As he jumped points, Trump did turn to pre-written notes, which consisted of lines of attacks against Clinton.

“I actually look very forward to 2the debates,” Trump said of the potential matchup with Clinton, adding that he had never debated before the GOP primary.

“That was a big question mark in my mind,” he continued. “I mean, how will I do in debates? I’m debating people that were on their national debating teams and all of these top debaters, but they never had people interrupting them every other word they’d say. ‘You’re a liar, you’re a liar,’ and they’d try and speak and they can’t speak.”

Trump also told the crowd, which had been screened for firearms before entering the legislative forum, that he would be getting rid of gun free zones if elected president.

Bernie Sanders, who is challenging Clinton in the Democratic primary, was also brought up in the speech by Trump, who said the Vermont Senator should run as an independent.

“Let him run,” Trump said.

Trump has flip-flopped on gun rights, in his book The America We Deserve, published in 2000, the likely nominee said he supported bans on assault weapons and longer waits periods to purchase guns, according to multiple news outlets.

The tone of the event also started with plenty of rhetoric pointed at Clinton.

Chris Cox, executive director and political strategist for the NRA, described the Nov. 8 presidential election as a “do or die fight for our country.”

“Now is the time to unite,” Cox said, adding that if someone’s preferred candidate didn’t make it through the primary it was “time to get over it.”

Casting Clinton as an uber liberal, Cox said if the former Secretary of State is elected she would appoint a radical anti-gun activist to the U.S. Supreme Court. Cox said, that would mean gun stores would go out of business, and gun ranges closed. He said her presidency would end with the right to own guns taken away.

Gov. Matt Bevin hasn’t endorsed Trump in the presidential election, but he said voters must stand against “the tyranny and the hypocrisy and the corruption that comes from career, fake politicians like Hillary Clinton.”

“The world is being suffocated,” he said. “We are being suffocated even in this nation. This is why these elections matter. … How badly do you want a better America?”

Like the speakers before him, U.S. Sen. Rand Paul, who faces Democratic Lexington Mayor Jim Gray in the Nov. 8 election, used his speech to bolster his belief in the Second Amendment and other freedoms enjoyed by Americans.

“The right to own a gun is not a historic relic,” he said. “It’s a vital, enduring right of free men and women. Our founders saw gun ownership as the ultimate defense against tyranny.

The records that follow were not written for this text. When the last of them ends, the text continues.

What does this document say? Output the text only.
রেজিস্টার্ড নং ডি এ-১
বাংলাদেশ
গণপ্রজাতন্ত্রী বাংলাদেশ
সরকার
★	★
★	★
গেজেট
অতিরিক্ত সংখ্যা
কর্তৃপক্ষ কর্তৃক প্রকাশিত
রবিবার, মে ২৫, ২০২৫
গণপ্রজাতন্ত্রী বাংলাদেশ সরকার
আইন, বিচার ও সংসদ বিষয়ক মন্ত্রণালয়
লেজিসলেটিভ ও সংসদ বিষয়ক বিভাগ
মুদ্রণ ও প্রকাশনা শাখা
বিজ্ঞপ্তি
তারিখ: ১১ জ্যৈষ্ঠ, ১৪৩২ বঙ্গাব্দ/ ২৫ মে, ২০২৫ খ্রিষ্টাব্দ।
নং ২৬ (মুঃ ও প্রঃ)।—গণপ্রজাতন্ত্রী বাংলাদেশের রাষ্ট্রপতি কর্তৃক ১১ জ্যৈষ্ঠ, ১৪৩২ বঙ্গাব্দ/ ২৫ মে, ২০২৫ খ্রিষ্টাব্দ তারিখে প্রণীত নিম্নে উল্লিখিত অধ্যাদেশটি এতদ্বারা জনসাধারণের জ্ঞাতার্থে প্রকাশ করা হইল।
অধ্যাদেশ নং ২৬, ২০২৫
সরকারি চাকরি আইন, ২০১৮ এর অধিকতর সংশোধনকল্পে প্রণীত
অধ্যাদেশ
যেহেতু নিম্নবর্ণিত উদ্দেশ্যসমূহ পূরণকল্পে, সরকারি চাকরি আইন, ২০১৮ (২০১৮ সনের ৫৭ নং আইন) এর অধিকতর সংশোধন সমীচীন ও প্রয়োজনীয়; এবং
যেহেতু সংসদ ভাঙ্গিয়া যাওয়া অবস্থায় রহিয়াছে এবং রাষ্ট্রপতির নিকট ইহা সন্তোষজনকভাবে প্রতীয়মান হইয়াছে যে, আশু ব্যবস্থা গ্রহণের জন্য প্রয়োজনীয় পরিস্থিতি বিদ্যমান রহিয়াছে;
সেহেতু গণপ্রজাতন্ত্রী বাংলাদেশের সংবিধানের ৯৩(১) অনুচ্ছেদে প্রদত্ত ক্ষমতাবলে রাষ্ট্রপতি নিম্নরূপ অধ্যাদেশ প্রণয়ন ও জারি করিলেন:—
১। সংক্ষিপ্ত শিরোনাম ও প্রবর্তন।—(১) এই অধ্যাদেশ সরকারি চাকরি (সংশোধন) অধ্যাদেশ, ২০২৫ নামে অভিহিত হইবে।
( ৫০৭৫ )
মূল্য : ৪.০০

Our founders could not imagine a government that would ban self determination or self defense.”

Senate Majority Leader Mitch McConnell had been scheduled to attend Friday’s NRA convention, but he had other matters to attend after the scheduled speeches were delayed by about an hour, according to U.S. Sen. Jeff Sessions, R-Ala.

Political reporter Kevin Wheatley contributed to this report.